A Loakes
A Loakes

Reputation: 33

Git Copy files to a server

In git I have a bitbucket remote setup and in local I have a new folder withfiles. How can I pull all the files in the remote to my local without deleting the files that arn't in the remote

Upvotes: 0

Views: 1698

Answers (2)

clamentjohn
clamentjohn

Reputation: 4017

Scenario 1: These are un-tracked file
You can just pull. None of your un-tracked files will be replaced

Git is a version control system. It keeps track of files you've asked it to track. So if you haven't set a file for git tracking it won't be replaced even if you git pull from remote.

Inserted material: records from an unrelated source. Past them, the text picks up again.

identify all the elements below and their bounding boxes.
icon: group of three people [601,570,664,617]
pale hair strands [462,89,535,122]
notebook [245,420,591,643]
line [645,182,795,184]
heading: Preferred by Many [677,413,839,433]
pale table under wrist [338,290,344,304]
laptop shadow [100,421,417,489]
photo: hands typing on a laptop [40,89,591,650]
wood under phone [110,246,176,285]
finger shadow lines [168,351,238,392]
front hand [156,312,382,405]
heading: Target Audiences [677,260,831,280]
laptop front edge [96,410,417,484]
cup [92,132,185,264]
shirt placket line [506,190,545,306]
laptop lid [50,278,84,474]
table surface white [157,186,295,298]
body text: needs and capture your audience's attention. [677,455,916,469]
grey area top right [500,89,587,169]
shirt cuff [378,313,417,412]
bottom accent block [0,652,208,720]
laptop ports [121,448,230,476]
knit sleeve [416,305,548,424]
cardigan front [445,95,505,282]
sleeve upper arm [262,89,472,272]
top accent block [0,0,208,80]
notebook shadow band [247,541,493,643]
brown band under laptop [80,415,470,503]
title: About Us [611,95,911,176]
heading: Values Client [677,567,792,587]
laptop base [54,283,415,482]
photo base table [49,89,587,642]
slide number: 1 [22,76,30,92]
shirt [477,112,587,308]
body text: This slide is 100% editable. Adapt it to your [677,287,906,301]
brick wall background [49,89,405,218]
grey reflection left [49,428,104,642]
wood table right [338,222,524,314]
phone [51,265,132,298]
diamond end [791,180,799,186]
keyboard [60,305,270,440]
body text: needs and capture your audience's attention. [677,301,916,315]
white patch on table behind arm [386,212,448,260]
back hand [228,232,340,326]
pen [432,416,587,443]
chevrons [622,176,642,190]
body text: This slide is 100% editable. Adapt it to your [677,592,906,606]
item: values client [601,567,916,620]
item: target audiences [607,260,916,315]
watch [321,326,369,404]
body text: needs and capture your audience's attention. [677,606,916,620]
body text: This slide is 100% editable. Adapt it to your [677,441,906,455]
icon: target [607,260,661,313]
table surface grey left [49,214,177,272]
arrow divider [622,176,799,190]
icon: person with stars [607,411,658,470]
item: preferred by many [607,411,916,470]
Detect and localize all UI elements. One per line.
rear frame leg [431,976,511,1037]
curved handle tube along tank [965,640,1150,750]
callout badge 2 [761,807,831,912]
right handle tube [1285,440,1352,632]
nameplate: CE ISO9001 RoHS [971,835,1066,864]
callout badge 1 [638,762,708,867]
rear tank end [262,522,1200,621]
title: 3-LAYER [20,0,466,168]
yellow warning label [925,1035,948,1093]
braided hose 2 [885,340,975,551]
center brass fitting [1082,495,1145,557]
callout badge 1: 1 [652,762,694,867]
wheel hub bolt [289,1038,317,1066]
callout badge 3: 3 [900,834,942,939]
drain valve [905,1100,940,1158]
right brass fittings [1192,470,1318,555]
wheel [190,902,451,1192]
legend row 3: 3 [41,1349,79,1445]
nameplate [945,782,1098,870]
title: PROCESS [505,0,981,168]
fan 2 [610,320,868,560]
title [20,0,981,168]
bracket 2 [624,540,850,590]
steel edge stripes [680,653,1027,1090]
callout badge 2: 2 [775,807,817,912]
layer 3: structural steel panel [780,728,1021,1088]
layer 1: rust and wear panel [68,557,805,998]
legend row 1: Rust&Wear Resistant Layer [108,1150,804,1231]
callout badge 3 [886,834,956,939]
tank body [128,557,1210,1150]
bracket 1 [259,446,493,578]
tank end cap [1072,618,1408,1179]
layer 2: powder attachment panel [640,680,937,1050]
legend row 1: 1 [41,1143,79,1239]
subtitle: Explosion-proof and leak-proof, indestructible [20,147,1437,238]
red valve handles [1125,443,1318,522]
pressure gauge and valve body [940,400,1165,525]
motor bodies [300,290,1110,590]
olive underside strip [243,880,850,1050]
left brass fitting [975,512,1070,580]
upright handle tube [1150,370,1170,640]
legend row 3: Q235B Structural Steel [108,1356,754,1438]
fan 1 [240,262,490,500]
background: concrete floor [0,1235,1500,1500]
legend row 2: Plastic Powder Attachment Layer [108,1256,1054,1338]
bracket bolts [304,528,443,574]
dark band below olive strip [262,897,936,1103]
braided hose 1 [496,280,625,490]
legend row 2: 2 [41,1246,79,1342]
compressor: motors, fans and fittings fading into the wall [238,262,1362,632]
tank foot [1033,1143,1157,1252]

Here's a demo bash script that will actually recreate your scenario.

#!/bin/bash

#from your home (~/) directory 
mkdir temp && cd temp

#Init a git bare repo (this is your remote)
git init --bare remote.git

#create local working tree 1 (this is user 1)
mkdir local_1 && cd local_1
git init
git remote add origin ~/temp/remote.git
touch file1
git add file1
git commit -m "first commit"
git push --set-upstream origin master
cd ..

# create local working tree 2 (this is user 2)
git clone remote.git
mv remote local_2 && cd local_2
touch file2

#make a new commit in local_1 and push it
cd ../local_1
touch file3
git add file3
git commit -m "second commit"
git push

#come back to local_2
cd ../local_2
#Pull and update your branch
git pull
#let's see if you still have file2 in your working tree.
ls file2
#yes you do!

After running this you can find that file2 still exist in your local_2 directory.

Scenario 2: These are tracked file.
A pull will result in a conflict if the files have changed. So you just have to do the work to merge them.

Upvotes: 1

mhand
mhand

Reputation: 1277

I almost never use git pull and instead always use git fetch <remote> (such as git fetch origin). This fetches the files from your remote without modifying your local working files. You can then inspect further by doing something like:

git log --decorate --oneline --graph -20

I actually have that aliased as git tree - you can set up the alias using:

git config alias.tree llog --decorate --oneline --graph -20'

Once you fetch the files using git fetch <remote> you'll be able to look at them using the git tree alias I provided or by checking out a remote branch.